I have domains, instances, and buckets open on my AWS account - some are running databases on them.
I can't pay monthly for all of these services, because some of them aren't my own - I did them as work for others. And rather than going through the hassle of transferring the compute and database to another instance on another account, I'd like an IAM user to pay with his/her credit card for the services he owns.
Can IAM users pay monthly for services on my AWS account? If so, how?
No. There's no mechanism for what you want.
You may be interested in Amazon DevPay, which is sort of like what you're asking for. But I think you're doing contract work for individuals and DevPay is aimed more at providing an AWS-like service atop AWS and selling it to other developers.
The other direction is to make your clients create an AWS account. If you want to be fancy, you could use Consolidated Billing to create a sub-account under your control but billed to the customer. I think this is the best fit for consulting work, but getting there from your current setup will be painful.

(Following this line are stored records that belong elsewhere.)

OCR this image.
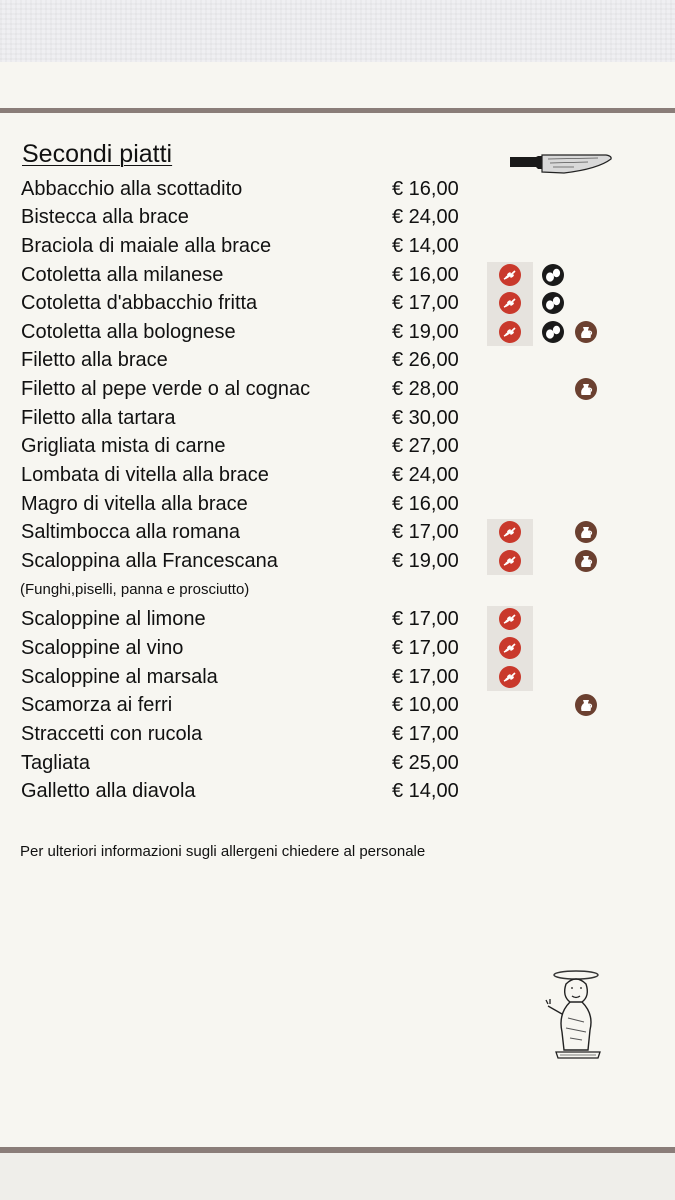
Secondi piatti
Abbacchio alla scottadito	€ 16,00
Bistecca alla brace	€ 24,00
Braciola di maiale alla brace	€ 14,00
Cotoletta alla milanese	€ 16,00
Cotoletta d'abbacchio fritta	€ 17,00
Cotoletta alla bolognese	€ 19,00
Filetto alla brace	€ 26,00
Filetto al pepe verde o al cognac	€ 28,00
Filetto alla tartara	€ 30,00
Grigliata mista di carne	€ 27,00
Lombata di vitella alla brace	€ 24,00
Magro di vitella alla brace	€ 16,00
Saltimbocca alla romana	€ 17,00
Scaloppina alla Francescana	€ 19,00
Scaloppine al limone	€ 17,00
Scaloppine al vino	€ 17,00
Scaloppine al marsala	€ 17,00
Scamorza ai ferri	€ 10,00
Straccetti con rucola	€ 17,00
Tagliata	€ 25,00
Galletto alla diavola	€ 14,00
(Funghi,piselli, panna e prosciutto)
Per ulteriori informazioni sugli allergeni chiedere al personale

There are some services (S3, ..) where you can let the client pay per call, bu for the rest I believe that your account is only yours. What I do is presenting the detailed billing and I let the company reimburse the costs.
Maybe you will have to migrate the environment. If your clients are not proficient aws users, you may want to build a cloud formation script that would enable them to start and access the environment in a few clicks..
G.
I will be hosting infrastructure for several different clients. Complete, total, 100% separation of client's AWS infrastructure is necessary (leagal etc). So I need some advice on how best to structure my accounts.
I will have a master account with MFA. It will not actually ever spin-up and infrastructure. It is merely to be a top-level billing account. Then each client will have their own separate AWS account. With I guess a separate root login and separate MFA. Each client account will be linked to the Master account for consolidated billing. This is neat because if they move their business else where then we just give them the IAM details for the account and strike it off from Master and we are done.
What I am not sure of is that to set up a brand new AWS account you need a unique email account. We don't want the client to ever have to first setup the account so do we need to have a whole bunch of email aliases to use on our company domain (client#mydomain.com, client2#mydomain.com etc) and then use them to set up new AWS accounts? Is there a better way than this? It could get pretty clunky to have to have a new email alias every time a new client joins.
Second, will we need a box full of MFA devices - one for each account, or will the same device work for all accounts?
Any pointers gratefully received. Thanks
If you have a Gmail address like example#gmail.com, then you can register AWS accounts using email addresses like:
example+CUSTOMER1#gmail.com
example+CUSTOMER2#gmail.com
example+CUSTOMER3#gmail.com
and all the emails will go to your same gmail account. You could auto forward from gmail to another address.
This also works for Google Apps email addresses, if you are using that to host your company email.
Instead of physical MFA devices, you can use the Google Authenticator app on an Android or iPhone with one entry for each customer AWS account.
You mention consolidated billing in your question title, but not in your question.
Beware the following re. consolidated billing:
If you purchase reserved instances for one client, the benefit of that will be shared with all your clients, so your costs will be out of sync.
If you plan to re-charge your clients, and you want to use reserved instances, don't use consolidated billing.
As for you question:
https://support.google.com/mail/answer/12096?hl=en
Most email platforms support some form of aliasing.